这是一道普通百姓也吃得起的晚饭,两人吃起来却格外舒心。
交谈间还提及金楼的事情,却对今日在布庄里可能发生的亲吻都闭口不提。
谢煜的腿恢复得很快,超乎了张军医的预料。
离婚期还有五天,张军医来给她拆线,可惜道:“还是留了疤了。”
谢煜摸了摸自己右腿侧方那道细长的凹凸不平,“问题不大,腿好就行,又不会有别人看见这里。”
“只可惜,我腿拆线了,就代表我明天又要上朝了。”
她悲痛,“我不想上班。”
但她的悲痛改变不了现实,第二天早上还是老老实实爬起来,和沈长胤一起上朝去了。
她许久未来上朝,看见她的官员都纷纷向她打招呼。
也有眼尖的人说:“我看三殿下身上这条玉佩好像和沈大人的玉佩是一对呢。
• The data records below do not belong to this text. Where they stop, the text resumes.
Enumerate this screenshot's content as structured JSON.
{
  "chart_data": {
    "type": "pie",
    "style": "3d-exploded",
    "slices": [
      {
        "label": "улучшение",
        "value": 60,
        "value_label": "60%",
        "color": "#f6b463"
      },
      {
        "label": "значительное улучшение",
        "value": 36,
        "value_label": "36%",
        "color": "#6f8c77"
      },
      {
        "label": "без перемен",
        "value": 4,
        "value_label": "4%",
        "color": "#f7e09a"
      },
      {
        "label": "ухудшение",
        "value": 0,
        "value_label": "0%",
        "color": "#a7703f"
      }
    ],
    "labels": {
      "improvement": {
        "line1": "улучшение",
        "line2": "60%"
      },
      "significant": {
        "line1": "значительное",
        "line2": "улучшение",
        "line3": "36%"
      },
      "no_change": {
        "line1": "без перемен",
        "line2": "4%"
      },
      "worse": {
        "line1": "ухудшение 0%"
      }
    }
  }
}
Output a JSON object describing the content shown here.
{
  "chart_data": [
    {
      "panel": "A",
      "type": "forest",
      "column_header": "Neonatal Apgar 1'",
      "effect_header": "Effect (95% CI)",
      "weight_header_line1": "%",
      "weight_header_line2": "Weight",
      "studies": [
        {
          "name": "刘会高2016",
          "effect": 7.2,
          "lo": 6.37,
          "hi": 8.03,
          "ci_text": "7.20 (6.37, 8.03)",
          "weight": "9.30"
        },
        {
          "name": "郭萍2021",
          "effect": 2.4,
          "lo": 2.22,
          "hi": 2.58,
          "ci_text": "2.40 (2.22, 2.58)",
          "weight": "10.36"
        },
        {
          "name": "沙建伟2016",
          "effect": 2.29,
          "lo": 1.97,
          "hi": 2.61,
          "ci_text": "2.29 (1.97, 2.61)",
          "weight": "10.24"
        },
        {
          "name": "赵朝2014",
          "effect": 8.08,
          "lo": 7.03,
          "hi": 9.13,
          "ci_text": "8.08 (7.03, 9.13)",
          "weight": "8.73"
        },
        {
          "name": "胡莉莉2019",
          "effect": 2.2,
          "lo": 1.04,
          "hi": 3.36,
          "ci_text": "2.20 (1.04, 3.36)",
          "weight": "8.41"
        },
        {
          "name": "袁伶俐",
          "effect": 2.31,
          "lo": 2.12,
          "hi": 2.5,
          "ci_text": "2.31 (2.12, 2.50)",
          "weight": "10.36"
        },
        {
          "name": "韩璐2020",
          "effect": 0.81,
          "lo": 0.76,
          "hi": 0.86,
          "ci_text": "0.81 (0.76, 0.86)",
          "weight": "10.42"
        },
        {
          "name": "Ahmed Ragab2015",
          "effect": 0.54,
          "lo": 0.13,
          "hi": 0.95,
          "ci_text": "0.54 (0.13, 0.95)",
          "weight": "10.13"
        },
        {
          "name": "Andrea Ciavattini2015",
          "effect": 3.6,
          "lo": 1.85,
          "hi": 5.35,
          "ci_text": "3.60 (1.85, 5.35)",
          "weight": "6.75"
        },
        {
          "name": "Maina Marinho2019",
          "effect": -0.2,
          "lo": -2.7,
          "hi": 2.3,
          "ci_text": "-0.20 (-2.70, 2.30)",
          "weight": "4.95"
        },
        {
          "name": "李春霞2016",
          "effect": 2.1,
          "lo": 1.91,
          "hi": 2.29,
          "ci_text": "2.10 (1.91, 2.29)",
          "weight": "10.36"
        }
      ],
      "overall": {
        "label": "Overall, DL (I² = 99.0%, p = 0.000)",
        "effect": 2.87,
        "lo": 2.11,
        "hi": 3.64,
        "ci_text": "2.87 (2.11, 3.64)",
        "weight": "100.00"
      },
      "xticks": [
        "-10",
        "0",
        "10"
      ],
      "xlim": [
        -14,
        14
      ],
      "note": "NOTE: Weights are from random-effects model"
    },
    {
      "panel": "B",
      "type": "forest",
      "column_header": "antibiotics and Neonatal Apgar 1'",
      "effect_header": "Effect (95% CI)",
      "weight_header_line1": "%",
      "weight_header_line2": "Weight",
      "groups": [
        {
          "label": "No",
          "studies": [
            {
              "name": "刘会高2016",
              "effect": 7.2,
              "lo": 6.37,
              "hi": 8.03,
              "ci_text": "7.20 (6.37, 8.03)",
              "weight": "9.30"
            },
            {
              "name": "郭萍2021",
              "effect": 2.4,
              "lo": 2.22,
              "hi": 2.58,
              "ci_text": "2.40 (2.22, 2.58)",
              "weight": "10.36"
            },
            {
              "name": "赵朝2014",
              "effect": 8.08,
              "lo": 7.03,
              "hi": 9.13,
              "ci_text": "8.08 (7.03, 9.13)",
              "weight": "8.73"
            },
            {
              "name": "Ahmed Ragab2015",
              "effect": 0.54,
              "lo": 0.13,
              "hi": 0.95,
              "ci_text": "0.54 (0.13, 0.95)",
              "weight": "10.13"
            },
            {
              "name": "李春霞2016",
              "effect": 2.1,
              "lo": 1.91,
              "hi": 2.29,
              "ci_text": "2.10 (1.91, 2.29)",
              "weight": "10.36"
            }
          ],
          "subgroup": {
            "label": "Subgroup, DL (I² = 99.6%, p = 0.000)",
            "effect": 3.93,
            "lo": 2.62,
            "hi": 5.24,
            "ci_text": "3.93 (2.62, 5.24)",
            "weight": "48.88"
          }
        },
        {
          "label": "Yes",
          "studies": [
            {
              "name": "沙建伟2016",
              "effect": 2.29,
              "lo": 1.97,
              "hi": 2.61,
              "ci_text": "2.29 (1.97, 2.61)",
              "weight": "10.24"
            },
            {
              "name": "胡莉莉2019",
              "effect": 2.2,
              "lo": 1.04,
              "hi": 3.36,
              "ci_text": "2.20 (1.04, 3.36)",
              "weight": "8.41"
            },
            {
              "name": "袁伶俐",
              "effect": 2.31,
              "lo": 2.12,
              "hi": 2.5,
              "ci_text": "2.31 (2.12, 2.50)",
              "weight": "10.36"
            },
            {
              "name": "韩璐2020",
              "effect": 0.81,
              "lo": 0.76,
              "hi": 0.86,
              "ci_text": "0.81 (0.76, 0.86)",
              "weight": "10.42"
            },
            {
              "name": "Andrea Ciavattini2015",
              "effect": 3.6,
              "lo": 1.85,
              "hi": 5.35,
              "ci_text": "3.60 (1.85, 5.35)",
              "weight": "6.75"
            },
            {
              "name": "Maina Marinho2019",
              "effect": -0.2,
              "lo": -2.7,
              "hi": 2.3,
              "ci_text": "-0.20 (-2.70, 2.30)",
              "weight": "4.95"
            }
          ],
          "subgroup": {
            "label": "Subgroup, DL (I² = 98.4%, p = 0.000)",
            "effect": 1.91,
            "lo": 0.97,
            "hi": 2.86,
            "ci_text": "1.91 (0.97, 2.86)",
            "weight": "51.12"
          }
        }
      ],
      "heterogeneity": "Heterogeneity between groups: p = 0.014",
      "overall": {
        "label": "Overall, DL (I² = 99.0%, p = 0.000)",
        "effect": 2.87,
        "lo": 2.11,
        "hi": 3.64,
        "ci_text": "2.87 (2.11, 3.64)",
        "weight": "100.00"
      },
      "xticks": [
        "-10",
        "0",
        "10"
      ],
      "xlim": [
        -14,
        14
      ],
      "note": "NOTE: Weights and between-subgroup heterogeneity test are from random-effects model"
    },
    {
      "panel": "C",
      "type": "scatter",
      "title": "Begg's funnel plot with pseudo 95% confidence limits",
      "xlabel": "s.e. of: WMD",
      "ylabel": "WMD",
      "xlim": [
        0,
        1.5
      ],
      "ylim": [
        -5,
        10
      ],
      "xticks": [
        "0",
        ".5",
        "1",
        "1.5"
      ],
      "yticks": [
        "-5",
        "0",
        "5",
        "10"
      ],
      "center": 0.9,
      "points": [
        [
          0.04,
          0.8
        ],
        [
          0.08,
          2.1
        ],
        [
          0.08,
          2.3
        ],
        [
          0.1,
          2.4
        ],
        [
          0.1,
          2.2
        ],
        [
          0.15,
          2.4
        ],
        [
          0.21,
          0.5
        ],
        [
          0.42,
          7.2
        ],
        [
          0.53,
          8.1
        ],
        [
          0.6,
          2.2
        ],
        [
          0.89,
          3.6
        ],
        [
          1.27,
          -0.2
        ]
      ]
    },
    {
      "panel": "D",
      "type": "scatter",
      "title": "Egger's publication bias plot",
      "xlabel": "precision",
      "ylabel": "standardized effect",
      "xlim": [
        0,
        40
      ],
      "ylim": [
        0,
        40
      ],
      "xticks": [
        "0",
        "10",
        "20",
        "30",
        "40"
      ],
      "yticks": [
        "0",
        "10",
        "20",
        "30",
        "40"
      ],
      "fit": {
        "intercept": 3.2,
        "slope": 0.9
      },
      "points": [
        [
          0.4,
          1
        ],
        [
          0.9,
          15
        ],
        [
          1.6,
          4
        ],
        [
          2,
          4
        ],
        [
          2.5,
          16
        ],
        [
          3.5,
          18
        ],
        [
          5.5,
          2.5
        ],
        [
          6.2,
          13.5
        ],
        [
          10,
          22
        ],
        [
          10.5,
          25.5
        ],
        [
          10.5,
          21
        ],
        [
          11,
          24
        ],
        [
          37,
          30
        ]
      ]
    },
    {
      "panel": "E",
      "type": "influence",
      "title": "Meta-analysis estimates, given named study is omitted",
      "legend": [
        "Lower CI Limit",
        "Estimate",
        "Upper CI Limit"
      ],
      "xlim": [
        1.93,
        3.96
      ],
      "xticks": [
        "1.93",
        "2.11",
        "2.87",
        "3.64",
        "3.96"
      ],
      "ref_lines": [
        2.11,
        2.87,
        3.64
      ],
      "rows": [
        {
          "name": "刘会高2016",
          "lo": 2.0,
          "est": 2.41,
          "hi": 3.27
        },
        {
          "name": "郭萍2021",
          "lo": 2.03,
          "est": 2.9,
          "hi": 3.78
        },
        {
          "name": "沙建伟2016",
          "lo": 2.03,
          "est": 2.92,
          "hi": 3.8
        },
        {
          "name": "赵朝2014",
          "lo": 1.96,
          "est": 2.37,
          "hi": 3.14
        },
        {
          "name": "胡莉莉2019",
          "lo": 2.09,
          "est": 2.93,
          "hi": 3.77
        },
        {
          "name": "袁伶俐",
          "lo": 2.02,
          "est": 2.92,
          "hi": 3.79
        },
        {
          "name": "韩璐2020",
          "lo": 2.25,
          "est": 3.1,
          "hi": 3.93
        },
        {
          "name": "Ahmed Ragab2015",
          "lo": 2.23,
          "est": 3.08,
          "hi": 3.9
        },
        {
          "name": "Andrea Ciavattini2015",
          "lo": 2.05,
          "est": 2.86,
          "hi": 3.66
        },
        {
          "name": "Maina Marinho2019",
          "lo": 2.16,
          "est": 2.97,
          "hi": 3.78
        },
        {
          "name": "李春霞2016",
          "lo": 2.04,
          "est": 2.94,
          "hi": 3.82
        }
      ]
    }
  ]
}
”
谢煜点点头:“就是一对,她特地给我们俩买的。”
官员们就笑。
恰好沈长胤走了过来,“在聊什么?”
她自然地牵住了谢煜的手,谢煜也自然地与她十指相扣。
两人酸倒了周围一大片官员。
“人家小年轻在婚前都要保持距离的,都羞涩着呢,您二位倒是没有这种习惯。”
“是啊,我和我娘子婚前一个月都没见面,想死我了。”
沈长胤坦然地说,“我与三殿下都公务繁忙,本就难得见面,多相处一刻也是好的。”